I patted his hand, smiled, closed my eyes, and whispered. "I told you so."
The entire pregnancy, I had said over and over again, "I can't do it a second or third time, Chris. Not this sick. Not with a toddler. I am too sick. I don't think I can. Really."
And Chris had replied, "We want more kids--we always have. We loved kids. You love kids. You'll want another."
And I did--I do.
But I knew my body's limit. Unless a miracle occurred, I don't think I could handle it. Pregnancy broke me.

"I told you so."
"Yes, yes you did."

The next day was Thanksgiving.
The nice thing about being in the hospital is that people you don't usually get to see come to visit. The bad thing is that, at least in my case, they don't let you shower, so you look and smell homeless, but, hey, they love you, it's all right.

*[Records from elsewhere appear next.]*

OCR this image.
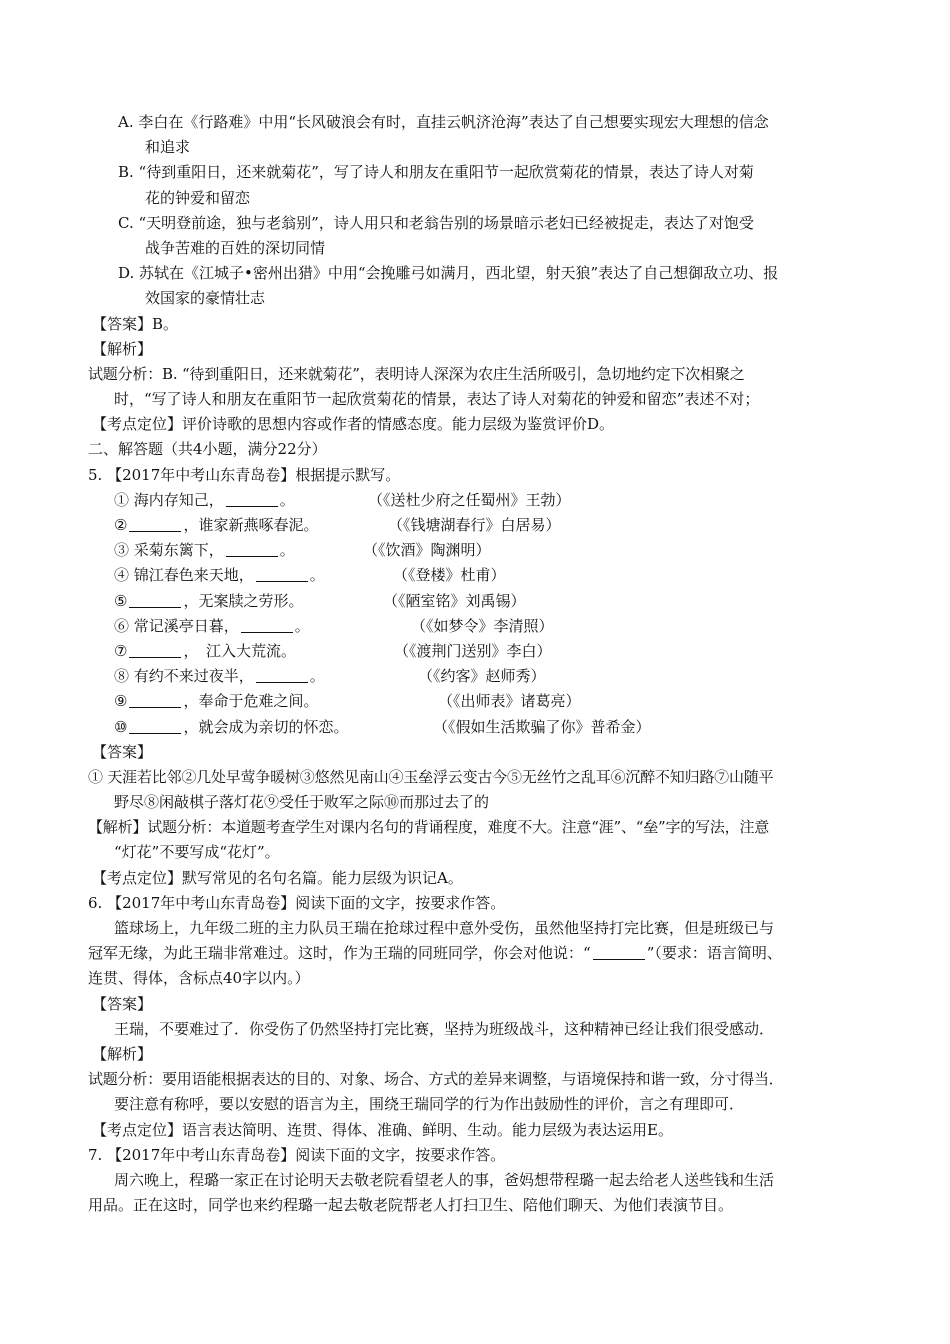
A. 李白在《行路难》中用“长风破浪会有时，直挂云帆济沧海”表达了自己想要实现宏大理想的信念
和追求
B. “待到重阳日，还来就菊花”，写了诗人和朋友在重阳节一起欣赏菊花的情景，表达了诗人对菊
花的钟爱和留恋
C. “天明登前途，独与老翁别”，诗人用只和老翁告别的场景暗示老妇已经被捉走，表达了对饱受
战争苦难的百姓的深切同情
D. 苏轼在《江城子•密州出猎》中用“会挽雕弓如满月，西北望，射天狼”表达了自己想御敌立功、报
效国家的豪情壮志
【答案】B。
【解析】
试题分析：B. “待到重阳日，还来就菊花”，表明诗人深深为农庄生活所吸引，急切地约定下次相聚之
时，“写了诗人和朋友在重阳节一起欣赏菊花的情景，表达了诗人对菊花的钟爱和留恋”表述不对；
【考点定位】评价诗歌的思想内容或作者的情感态度。能力层级为鉴赏评价D。
二、解答题（共4小题，满分22分）
5. 【2017年中考山东青岛卷】根据提示默写。
① 海内存知己，	。	（《送杜少府之任蜀州》王勃）
②	，谁家新燕啄春泥。	（《钱塘湖春行》白居易）
③ 采菊东篱下，	。	（《饮酒》陶渊明）
④ 锦江春色来天地，	。	（《登楼》杜甫）
⑤	，无案牍之劳形。	（《陋室铭》刘禹锡）
⑥ 常记溪亭日暮，	。	（《如梦令》李清照）
⑦	，　江入大荒流。	（《渡荆门送别》李白）
⑧ 有约不来过夜半，	。	（《约客》赵师秀）
⑨	，奉命于危难之间。	（《出师表》诸葛亮）
⑩	，就会成为亲切的怀恋。	（《假如生活欺骗了你》普希金）
【答案】
① 天涯若比邻②几处早莺争暖树③悠然见南山④玉垒浮云变古今⑤无丝竹之乱耳⑥沉醉不知归路⑦山随平
野尽⑧闲敲棋子落灯花⑨受任于败军之际⑩而那过去了的
【解析】试题分析：本道题考查学生对课内名句的背诵程度，难度不大。注意“涯”、“垒”字的写法，注意
“灯花”不要写成“花灯”。
【考点定位】默写常见的名句名篇。能力层级为识记A。
6. 【2017年中考山东青岛卷】阅读下面的文字，按要求作答。
篮球场上，九年级二班的主力队员王瑞在抢球过程中意外受伤，虽然他坚持打完比赛，但是班级已与
冠军无缘，为此王瑞非常难过。这时，作为王瑞的同班同学，你会对他说：“	”（要求：语言简明、
连贯、得体，含标点40字以内。）
【答案】
王瑞，不要难过了．你受伤了仍然坚持打完比赛，坚持为班级战斗，这种精神已经让我们很受感动．
【解析】
试题分析：要用语能根据表达的目的、对象、场合、方式的差异来调整，与语境保持和谐一致，分寸得当．
要注意有称呼，要以安慰的语言为主，围绕王瑞同学的行为作出鼓励性的评价，言之有理即可．
【考点定位】语言表达简明、连贯、得体、准确、鲜明、生动。能力层级为表达运用E。
7. 【2017年中考山东青岛卷】阅读下面的文字，按要求作答。
周六晚上，程璐一家正在讨论明天去敬老院看望老人的事，爸妈想带程璐一起去给老人送些钱和生活
用品。正在这时，同学也来约程璐一起去敬老院帮老人打扫卫生、陪他们聊天、为他们表演节目。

So my godparents came and brought us a legit and delicious Thanksgiving dinner. We hadn't seen each other since shortly after my wedding five years previous.  That was awesome.
I said I felt great and I didn't know why they were keeping me in the ICU, and couldn't I please get rid of the darn catheter already?

That night, Chris stayed to say goodbye and goodnight.  We talked a bit until I started drifting off to sleep. Every inch of me was heavy with exhaustion. I was so tired. So very, very tired. When your body is trying to put itself back together again, it sucks the life right out of you. And so I told Chris how much I loved him, goodbye, and then I fell asleep. My last conscious thought was, "I am too tired. Maybe this is what it's like to die in your sleep. I think I'm just too tired."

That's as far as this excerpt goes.